アメリカの大統領専用機、エアフォース・ワンのように、日本にも総理大臣や政府要人の移動手段として使用される、政府専用機があります。テレビに時々登場しますね。
ここでは、あまり知られていない日本国政府専用機の内部の様子について、迫ってみたいと思います。
政府専用機は、どこが管理してるの?
日本国政府専用機は、1987年に2機の導入が閣議決定され、1993年に運用が開始されました。当時の副総理大臣兼外務大臣だった渡辺美智雄氏が、アメリカを訪れた際に初使用されたそうです。
用途は、政府要人の移動の他に、外国在住の自国民保護などのためにも使われます。2013年のアルジェリア人質事件発生の際、自衛隊法84条「在外邦人の緊急輸送」に基づき、政府専用機がアルジェリアに派遣されました。
管理・運用は、防衛省航空自衛隊が行っています。現在の機種は、ボーイング社が製造した“ボーイング747-400”で、2019年に退役が予定されています。
2014年には、後継機が“ボーイング777-300E”に正式決定しました。2019年には、機体の側面に曲線が描かれた、新デザインの政府専用機が就航予定となっています。
政府専用機は皇室が優先
政府専用機は、皇室も使用します。1993年、9月に今上天皇と美智子皇后が訪欧のために搭乗されました。天皇・皇后の外国訪問と総理大臣の外遊が重なった場合は、原則として皇室が優先されます。過去に天皇・皇后の英国訪問と内閣総理大臣のサミット出席の訪米が重なった際は、当時の総理大臣が全日本空輸の特別機を使用した例などがあります。
機内には、いろいろな設備があり、貴賓室もある。
では、機内の装備はどうなっているのか、気になります。内装は、政府要人のほかに、前述の整備員要員、また、同行する記者のための座席もあります。茶色やベージュなどの暖色系でまとめられてあり、落ち着いた雰囲気を醸し出しています。
前方から、天皇や総理大臣が使用する貴賓室、夫人室(官房副長官室)、秘書官室、会議室、事務室と続き、随行員室と呼ばれる準VIPの方の座席、その後ろに記者会見席と一般客室が配置されています。
一般客席は、前部に補佐官、後部は記者団に提供されます。同行する記者の人たちは、民間の航空会社運航便と同運賃の航空券運賃を支払って搭乗するそうです。いずれの座席にも、ノートパソコン向けの電源コンセントが備えられています。
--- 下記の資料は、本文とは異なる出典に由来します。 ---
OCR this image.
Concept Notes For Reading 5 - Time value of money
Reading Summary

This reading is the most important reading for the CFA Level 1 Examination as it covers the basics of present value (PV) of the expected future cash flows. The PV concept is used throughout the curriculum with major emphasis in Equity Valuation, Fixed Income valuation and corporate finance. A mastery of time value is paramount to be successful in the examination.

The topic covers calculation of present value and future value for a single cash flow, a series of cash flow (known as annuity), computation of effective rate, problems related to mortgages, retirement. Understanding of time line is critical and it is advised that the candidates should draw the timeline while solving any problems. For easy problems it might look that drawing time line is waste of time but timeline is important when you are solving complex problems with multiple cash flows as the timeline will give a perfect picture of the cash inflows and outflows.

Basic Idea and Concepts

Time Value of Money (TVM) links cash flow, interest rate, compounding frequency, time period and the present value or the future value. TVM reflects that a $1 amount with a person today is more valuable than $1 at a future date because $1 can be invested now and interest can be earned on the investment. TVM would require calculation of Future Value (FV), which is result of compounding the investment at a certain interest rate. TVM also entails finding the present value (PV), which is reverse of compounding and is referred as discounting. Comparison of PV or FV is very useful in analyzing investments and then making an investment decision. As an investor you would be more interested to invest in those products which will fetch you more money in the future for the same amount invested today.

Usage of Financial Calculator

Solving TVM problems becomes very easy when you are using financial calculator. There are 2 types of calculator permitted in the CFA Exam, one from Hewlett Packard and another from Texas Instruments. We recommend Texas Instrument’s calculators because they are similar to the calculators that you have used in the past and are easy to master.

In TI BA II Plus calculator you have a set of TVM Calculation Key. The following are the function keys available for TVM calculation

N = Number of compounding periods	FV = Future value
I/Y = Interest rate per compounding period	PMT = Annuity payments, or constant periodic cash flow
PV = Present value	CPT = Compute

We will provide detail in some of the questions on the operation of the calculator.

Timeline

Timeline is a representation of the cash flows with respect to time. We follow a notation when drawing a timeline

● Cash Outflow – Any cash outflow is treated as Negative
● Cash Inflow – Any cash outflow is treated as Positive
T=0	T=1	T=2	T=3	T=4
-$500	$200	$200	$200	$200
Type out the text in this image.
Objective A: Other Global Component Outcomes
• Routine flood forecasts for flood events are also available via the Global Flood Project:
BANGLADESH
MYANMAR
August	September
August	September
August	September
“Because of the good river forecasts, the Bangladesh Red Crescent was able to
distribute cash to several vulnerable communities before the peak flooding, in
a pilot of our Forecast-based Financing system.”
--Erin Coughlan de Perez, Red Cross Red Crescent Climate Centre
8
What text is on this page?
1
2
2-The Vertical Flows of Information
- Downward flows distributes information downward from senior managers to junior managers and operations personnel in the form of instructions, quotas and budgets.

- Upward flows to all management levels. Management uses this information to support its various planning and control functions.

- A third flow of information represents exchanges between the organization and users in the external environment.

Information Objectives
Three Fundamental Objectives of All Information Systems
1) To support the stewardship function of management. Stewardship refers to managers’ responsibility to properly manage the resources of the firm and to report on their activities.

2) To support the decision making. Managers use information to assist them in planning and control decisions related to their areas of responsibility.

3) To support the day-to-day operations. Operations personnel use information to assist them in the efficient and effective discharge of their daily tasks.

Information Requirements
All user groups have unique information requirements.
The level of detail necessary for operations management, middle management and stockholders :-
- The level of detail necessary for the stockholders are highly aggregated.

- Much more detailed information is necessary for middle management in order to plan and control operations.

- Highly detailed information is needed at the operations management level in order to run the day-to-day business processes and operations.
2階部分には、通信室や運航要員席、休憩室などが配置されています。
2002年に、カナダで開催された首脳会議に出席したドイツのシュレーダー首相が、横浜国際総合競技場で行われたFIFAワールドカップ決勝を観戦したいと、当時の小泉総理の帰途に政府専用機に同乗して来日したエピソードがあります。
これは異例中の異例とされていますが、ヒッチハイク外交として機内では日独首脳会談が和やかに行われたそうです。この時、小泉元総理は総理執務室をシュレーダー首相に譲り、自らは官房副長官室で休息したといわれています。
政府専用機は2機ペア。その理由とは?
現在、日本の政府専用機は、同機を2機保有していますが、この2機は通常ペアで運行されます。通常任務機と副務機です。任務機がなにかしらのトラブルなどで故障した場合、ただちに副務機が使用できるような体制となっています。
政府専用機には1機につき7人の整備員要員が同乗するそうで、国外でも自力で機体整備ができるように、あらゆる状況を想定して備品が搭載されているそうです。基本的には、副務機は必要としない装備がされてあります。
ただし例外もあり、2013年に皇太子と雅子妃がオランダの国王即位式へ行かれる日と、安倍総理のロシア・中東外遊の出発日が重なり、2機の政府専用機はどちらも予備機なしでそれぞれ任務に就いたことがあります。
本来の要人輸送機は、3機以上の体制が望ましいともいわれていますが、費用の面などから、現在は2機での運行となっているようです。